Recipe courtesy of Ina Garten and FoodNetwork.com :
- 1 pound unsalted butter
- 1 pound plus 12 ounces semisweet chocolate chips
- 6 ounces unsweetened chocolate
- 6 extra-large eggs (if you’re halving the recipe and only have large eggs, do 3 eggs and an extra yolk)
- 3 tablespoons instant coffee granules
- 2 tablespoons pure vanilla extract
- 2 1/4 cups sugar
- 1 1/4 cups all-purpose flour
- 1 tablespoon baking powder
- 1 teaspoon salt
- 3 cups chopped walnuts
Preheat oven to 350 degrees. Butter and flour a 12 x 18 x 1-inch baking sheet.
Melt together the butter, 1 pound of chocolate chips, and the unsweetened chocolate in a medium bowl over simmering water.
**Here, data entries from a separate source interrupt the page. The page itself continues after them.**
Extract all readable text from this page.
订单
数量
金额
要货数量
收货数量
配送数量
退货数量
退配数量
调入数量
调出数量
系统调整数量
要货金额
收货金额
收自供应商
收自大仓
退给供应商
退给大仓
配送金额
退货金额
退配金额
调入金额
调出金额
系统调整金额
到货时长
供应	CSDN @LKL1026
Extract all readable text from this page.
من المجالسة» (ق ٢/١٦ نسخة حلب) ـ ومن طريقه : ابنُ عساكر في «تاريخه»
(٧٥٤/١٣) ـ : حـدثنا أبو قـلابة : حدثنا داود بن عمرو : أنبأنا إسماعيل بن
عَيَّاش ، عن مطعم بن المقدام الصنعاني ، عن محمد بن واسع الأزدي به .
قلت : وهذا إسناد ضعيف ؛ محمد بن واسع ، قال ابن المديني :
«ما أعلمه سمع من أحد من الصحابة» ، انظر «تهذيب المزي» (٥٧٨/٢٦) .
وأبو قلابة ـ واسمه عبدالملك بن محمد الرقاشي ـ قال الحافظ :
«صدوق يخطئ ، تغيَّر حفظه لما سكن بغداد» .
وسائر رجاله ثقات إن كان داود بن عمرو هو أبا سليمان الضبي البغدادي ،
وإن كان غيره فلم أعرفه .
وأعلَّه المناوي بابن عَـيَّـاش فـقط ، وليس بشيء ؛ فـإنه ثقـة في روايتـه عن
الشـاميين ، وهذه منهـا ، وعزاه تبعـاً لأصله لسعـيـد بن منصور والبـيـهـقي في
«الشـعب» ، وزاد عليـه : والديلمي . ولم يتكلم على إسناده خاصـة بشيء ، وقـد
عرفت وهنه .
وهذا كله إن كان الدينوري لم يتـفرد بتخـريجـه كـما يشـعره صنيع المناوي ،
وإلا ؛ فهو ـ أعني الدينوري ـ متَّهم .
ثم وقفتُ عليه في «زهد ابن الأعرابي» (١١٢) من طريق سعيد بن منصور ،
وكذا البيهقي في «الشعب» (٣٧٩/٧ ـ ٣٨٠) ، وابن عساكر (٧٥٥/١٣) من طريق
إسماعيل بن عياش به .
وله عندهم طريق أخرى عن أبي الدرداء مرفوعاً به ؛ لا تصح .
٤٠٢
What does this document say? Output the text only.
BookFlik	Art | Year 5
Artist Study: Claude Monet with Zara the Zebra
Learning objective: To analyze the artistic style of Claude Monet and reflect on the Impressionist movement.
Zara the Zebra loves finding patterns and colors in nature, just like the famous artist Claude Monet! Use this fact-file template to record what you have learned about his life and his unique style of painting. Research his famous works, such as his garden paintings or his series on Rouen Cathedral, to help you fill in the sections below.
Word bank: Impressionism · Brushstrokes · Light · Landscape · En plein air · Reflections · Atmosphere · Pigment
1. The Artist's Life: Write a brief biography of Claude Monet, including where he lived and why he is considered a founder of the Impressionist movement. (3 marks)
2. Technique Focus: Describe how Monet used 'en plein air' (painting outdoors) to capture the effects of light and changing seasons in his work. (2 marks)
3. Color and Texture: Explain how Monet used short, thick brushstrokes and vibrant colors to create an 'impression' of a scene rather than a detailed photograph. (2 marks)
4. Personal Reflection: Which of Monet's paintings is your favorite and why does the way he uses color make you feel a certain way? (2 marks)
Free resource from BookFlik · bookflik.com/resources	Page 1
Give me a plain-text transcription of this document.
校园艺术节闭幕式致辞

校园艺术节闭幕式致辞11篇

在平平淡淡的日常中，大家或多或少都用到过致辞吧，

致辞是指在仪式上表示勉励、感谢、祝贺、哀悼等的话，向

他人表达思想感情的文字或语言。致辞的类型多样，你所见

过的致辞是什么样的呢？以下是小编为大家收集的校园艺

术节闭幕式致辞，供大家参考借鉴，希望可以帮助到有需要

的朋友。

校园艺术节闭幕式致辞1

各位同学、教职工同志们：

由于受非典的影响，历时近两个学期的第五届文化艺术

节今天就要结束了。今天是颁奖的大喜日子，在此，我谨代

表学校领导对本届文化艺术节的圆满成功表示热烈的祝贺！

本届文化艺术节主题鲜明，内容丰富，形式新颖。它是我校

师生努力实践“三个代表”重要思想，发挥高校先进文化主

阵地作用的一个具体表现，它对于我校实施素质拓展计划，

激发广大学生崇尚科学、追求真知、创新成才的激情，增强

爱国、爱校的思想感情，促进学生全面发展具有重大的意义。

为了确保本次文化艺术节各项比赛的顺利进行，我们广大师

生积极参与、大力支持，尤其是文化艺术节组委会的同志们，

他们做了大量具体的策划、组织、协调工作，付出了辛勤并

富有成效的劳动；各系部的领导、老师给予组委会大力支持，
Allow to cool slightly. In a large bowl, stir (do not beat) together the eggs, coffee granules, vanilla, and sugar. Stir the warm chocolate mixture into the egg mixture and allow to cool to room temperature.
In a medium bowl, sift together 1 cup of flour, the baking powder, and salt. Add to the cooled chocolate mixture. Toss the walnuts and 12 ounces of chocolate chips in a medium bowl with 1/4 cup of flour (not this much; just enough to coat), then add them to the chocolate batter. Pour into the baking sheet.
Bake for 20 minutes, then rap the baking sheet against the oven shelf to force the air to escape from between the pan and the brownie dough. Bake for about 15 minutes, until a toothpick comes out clean. Do not overbake! Allow to cool thoroughly, refrigerate, and cut into 20 large squares.